= Snehansu Kanta Acharya =

Leader of the Communist Party of India (1913–1986)

Snehangshu Kanta Acharya, barrister (1 September 1913 – 27 August 1986), was an Advocate General of West Bengal, India and a political leader.

==Background and education==
He was the son of Sashi Kanta Acharya Chaudhuri, a former Maharaja of Mymensingh, a premier zamindar in Bengal. The Maharajas of Mymensingh were the wealthiest and senior most zamindars of the district of Mymensingh and ranked high in the order of precedence in the Government House in Calcutta. Mymensingh was the predecessor estate of most other zamindaris of the district. He studied at Scottish Church College, and later at the University of Calcutta. He was called to the Bar by the Honourable Society of Gray's Inn in London.

==Family==
His wife, Supriya Acharya (Mukhopadhyaya), daughter of Bengali writer Sourindra Mohan Mukhopadhyaya was also an active member of Communist Party of India (Marxist).

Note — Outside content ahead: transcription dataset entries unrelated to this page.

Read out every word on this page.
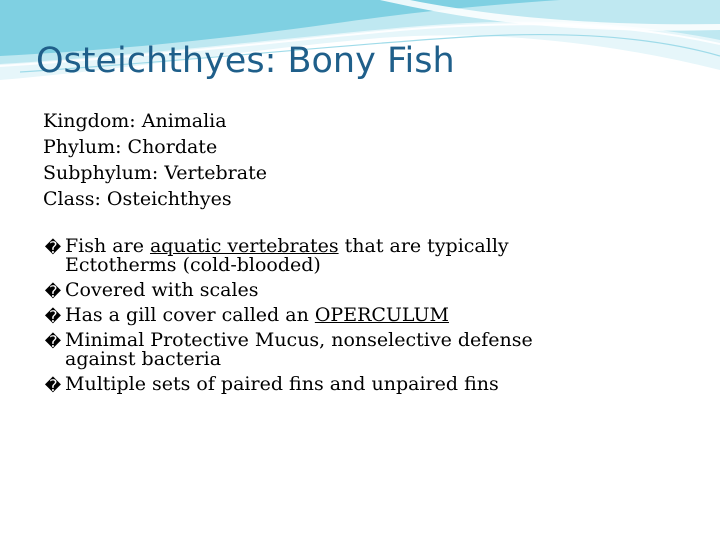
Osteichthyes: Bony Fish
Kingdom: Animalia
Phylum: Chordate
Subphylum: Vertebrate
Class: Osteichthyes
� Fish are aquatic vertebrates that are typically Ectotherms (cold-blooded)
� Covered with scales
� Has a gill cover called an OPERCULUM
� Minimal Protective Mucus, nonselective defense against bacteria
� Multiple sets of paired fins and unpaired fins
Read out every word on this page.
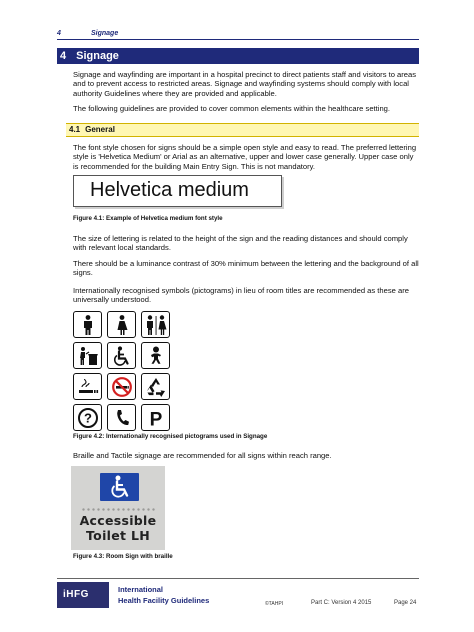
4	Signage
4 Signage
Signage and wayfinding are important in a hospital precinct to direct patients staff and visitors to areas and to prevent access to restricted areas. Signage and wayfinding systems should comply with local authority Guidelines where they are provided and applicable.
The following guidelines are provided to cover common elements within the healthcare setting.
4.1 General
The font style chosen for signs should be a simple open style and easy to read. The preferred lettering style is 'Helvetica Medium' or Arial as an alternative, upper and lower case generally. Upper case only is recommended for the building Main Entry Sign. This is not mandatory.
Helvetica medium
Figure 4.1: Example of Helvetica medium font style
The size of lettering is related to the height of the sign and the reading distances and should comply with relevant local standards.
There should be a luminance contrast of 30% minimum between the lettering and the background of all signs.
Internationally recognised symbols (pictograms) in lieu of room titles are recommended as these are universally understood.
?	P
Figure 4.2: Internationally recognised pictograms used in Signage
Braille and Tactile signage are recommended for all signs within reach range.
Accessible
Toilet LH
Figure 4.3: Room Sign with braille
iHFG	International
Health Facility Guidelines	©TAHPI	Part C: Version 4 2015	Page 24
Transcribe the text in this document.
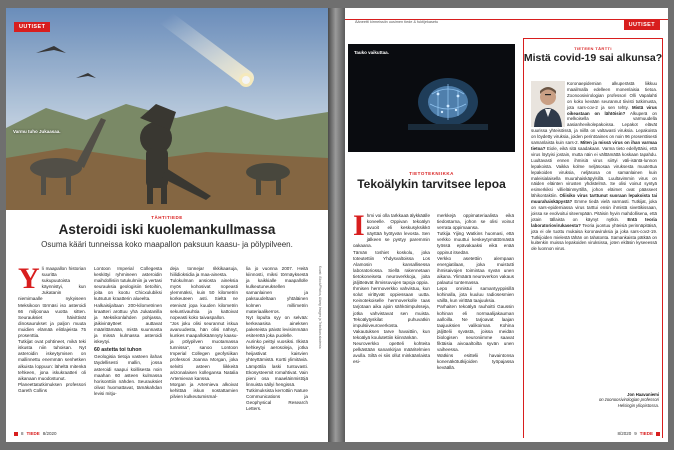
UUTISET
Varmu tuho Jukaasaa.
TÄHTITIEDE
Asteroidi iski kuolemankullmassa
Osuma kääri tunneissa koko maapallon paksuun kaasu- ja pölypilveen.
Y li maapallon historian suuritta sukupuutoista käynnistyi, kun Jukatanin niemimaalle nykyiseen Meksikoon törmäsi iso asteroidi 66 miljoonaa vuotta sitten. Seurauksiet häivittivät dinosaurukset ja paljon muuta muidien elämää eliölajeista 75 prosenttia.

Tutkijat ovat pohtineet, mikä teki iskusta niin tuhoisan. Nyt asteroidin iskeytymisen on mallinnettu enemmän senhetken alkuista loppuun: läheltä mitenkä tehkeen, jona iskukraatteri oli aikanaan muodostunut.

Planeettatutkimuksen professori Gareth Collins

Lontoon Imperial Collegesta keskittyi ryhmineen asteroidin maihdollisiin tutukulmiin ja vertasi seurauksia geologisiin tietoihin, joita on kootu Chicxulubiksi kutsutun kraatterin alueelta.

Halkaisijaltaan 200-kilometrinen kraatteri arottuu yhä Jukatanilla ja Meksikonlahden pohjassa, jäikivinäytteet auttavat määrittämään, mistä suunnasta ja missä kulmassa asteroidi iskeytyi.

60 astetta toi tuhon

Geologisia tietoja vasteen ilahas täydellisesti mallin, jossa asteroidi saapui koillisesta noin maahan 60 asteen kulmassa horisonttiin nähden. Seurauksiet olivat huomattavat, tämäkahdan levisi mitju-

deja tonnejar rikkikaasuja, hiilidioksidia ja maa-ainesta.

Tulokulman ansiosta aineksia myös kohosivat nopeasti ylemmäksi, kuin 50 kilometrin korkeuteen asti. Sieltä ne etenivät jopa kuuden kilometrin sekuntivauhtia ja kattoivat nopeasti koko taivaspallon.

"Jos joku olisi seurannut iskua avaruudesta, hän olisi nähnyt, kunkes maapallokäännyty kaasu- ja pölypilven muotamassa tunnissa", sanoo Lontoon Imperial Collegen geofysiikan professori Joanna Morgan, joka selvitti asteen liikkeitä arizonalaisen kollegansa Natalia Artemievan kanssa.

Morgan ja Artemieva alkoivat kehittää iskun nostattamien pilvien kulkeutumismal-

lia jo vuonna 2007. Heitä kiinnosti, miksi törmäyksestä ja kaikkialle maapallolle kulkeutuneuksellen samanlainen ja paksuudeltaan yhtäläinen kolmen millimetrin materiaalikerros.

Nyt lopulta syy on selvää: kerkeaasisa aineksen paketeista päivät levisimmään esiterettä joka puolelle.

Aurinko peittyi vuosiksi. Ilkistä kehkeytyi aerosoleja, jotka heijastivat kaisvien yhteyttämistä. Kortti ylimitäviä. Lämpötila laski tuntuvasti. Ekosysteemit romahtivat. Vain pieni osa maaeläinmistöjä linnuista säilyi hengissä.

Tutkimuksista kerrottiin Nature Communications ja Geophysical Research Letters.

Kuvat: iStock/Photos, Alamy Images ja Tekniikan akatemia
8 TIEDE 8/2020
Ääneetti kirmeissiin uusimen tiede & fuktijekasetu	UUTISET
Tauko vaikuttaa.
TIETOTEKNIIKKA
Tekoälykin tarvitsee lepoa
I hmi voi olla tarkkaaä älykkäälle koneelle. Oppivan tekoälyn avuoit eli keskusyksikkö näyttää hyötyvän levosta. Sen jälkeen se pystyy paremmin oakaana.

Tämän toshiet koskolu, joka toteutettiin Yhdysvaltoissa Los Alamosin kansallisessa laboratoriossa. Siellä rakennetaan tietokoneiseta neuroverkkoja, joita jäljitteävät ihmissuvujen tapoja oppia.

Ihmisen hermoverkko vahvistuu, kun solut virittyvät oppiessaan uutta. Keinotekoiselle hermoverkolle taas tarjotaan aika ajoin sähköimpulsseja, jotka vahvistavat sen muista. Tekoälytyskilat puhuvatkin impulsiiveuroverkosta.

Vakautuksen tarve havaittiin, kun tekoälyä koulutettiin kiinnänkän.

Neuroverkko opetteli kohteita pelkästään sanankirjan määritelmien avulla. Siltä ei siis ollut minkäänlaista esi-

merkkejä oppimateriaalista eikä tiedostarna, johon se olisi voinut verrata oppimaansa.

Tutkija Yijing Watkins huomasi, että verkko muuttui keskeytymättömästä työssä epävakaaksi eikä enää oppinut itsedän.

Verkko asetettiin alempaan energiatilaan, joka muistutti ihmisaivojen toimintaa syvän unen aikana. Ylimäärä neuroverkon vakaus palautui tuntemassa.

Lepo onnistui samantyyppisillä kohinalla, jota kuuluu radiosesmien väillä, kun virittää taajuuksia.

Parhaiten tekoälyä rauhoitti Gaussin kohinan eli normaalijakauman aalloilla. Ne tarjoavat laajan taajuuksien valikoiman. Kohina jäljittelii syvästä, joissa meidän biologisen neuroniimme saavat fiktäisia aivoaaltoilta syvän unen vaiheessa.

Watkins esittelii havaintonsa konenäkötutkijoiden työpajassa keväällä.

TIETEEN TÄRTTI
Mistä covid-19 sai alkunsa?
Koronaepidemian alkuperästä liikkuu maailmalla edelleen monenlaisia tietoa. Zoonoosivirologian professori Olli Vapalahti on koko kevään seurannut tiivisti tutkimusta, jota sars-cov-2 ja sen tehty. Mistä virus oikeastaan on lähtöisin? Alkuperä on melkoisella varmuudella aasianhevikolepakoissa. Lepakot elävät suurissa yhteisöissä, ja niillä on valtavasti viruksia. Lepakoista on löydetty viruksia, joiden perintöaines on noin 96 prosenttisesti samanlaista kuin sars-2. Miten ja missä virus on ihan varmaa tietoa? Eiole, eikä sitä saadakaan. Varma tieto edellyttäisi, että virus löytyisi jostain, mutta näin ei välttämättä koskaan tapahdu. Luultavasti ennen ihmisiä virus siirtyi väli-isäntä-lunnon lepakoista. Vaikka kolme neljäsosaa viruksesta muutettua lepakoiden viruksia, neljäsosa on samanlainen kuin maleisialaisella muurahaiskäpylsillä. Luultavimmin virus on näiden eläinten virusten yhdistelmä. Se olisi voinut syntyä esimerkiksi villieläinmyrtillä, johon eläimet ovat päässeet lähikontaktiin. Oliisiko virus tarttunut suoraan lepakoista tai muurahaiskäpystä? Emme tiedä vielä varmasti. Tutkijat, joka on sars-epidemiassa virus tarttui ensin ihmistä sivettikissaan, joissa se evolvoitui siteempään. Pitäisin hyvin mahdollisena, että jotain tällaista on käynyt nytkin. Entä teoria laboratoriovirukasesta? Teoria juontuu yhteisiä perinnäpitäisä, jota ei ole tuottu mukaisa koronaviruksia ja joka sars-cov2-19. Tutkijoiden mielestä tähän on tahatonta. Samankaista pätkää on kuitenkin muissa lepakoiden viruksissa, joten ekläsin kyseeessä ole luonnon virus.
Jon Haavaniemi
on zoonoosivirologian professori Helsingin yliopistossa.
8/2020 9 TIEDE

His son, Sourangshu Kanta Acharya, is a doctor and his daughter, Bijoya Goswami, is a Sanskrit scholar. Famous singer Suchitra Mitra was his sister-in law.

==Political career==
He was a member of the Indian Students Group Movement, during the freedom struggle. This movement was formed in support of Socialist (Marxist) ideology, to protest against colonial rule of India and to counteract fascism. He worked as rescue volunteer in the time of 1946 riot in Kolkata before joining the Communist Party of India. He was closely associated with the former chief minister of West Bengal, Jyoti Basu. He had received the First Order of Merit of Syria in 1957 and had led several delegations to Europe, Asia and Africa. Acharya served as the Advocate General of West Bengal in two terms from 1969 to 1970 and 1977 to 1986.

== Memoirs ==
A law college, Snehanshu Kanta Acharya Institute of Law (SKAIL) was established in his name under University of Kalyani. It is situated in the university campus.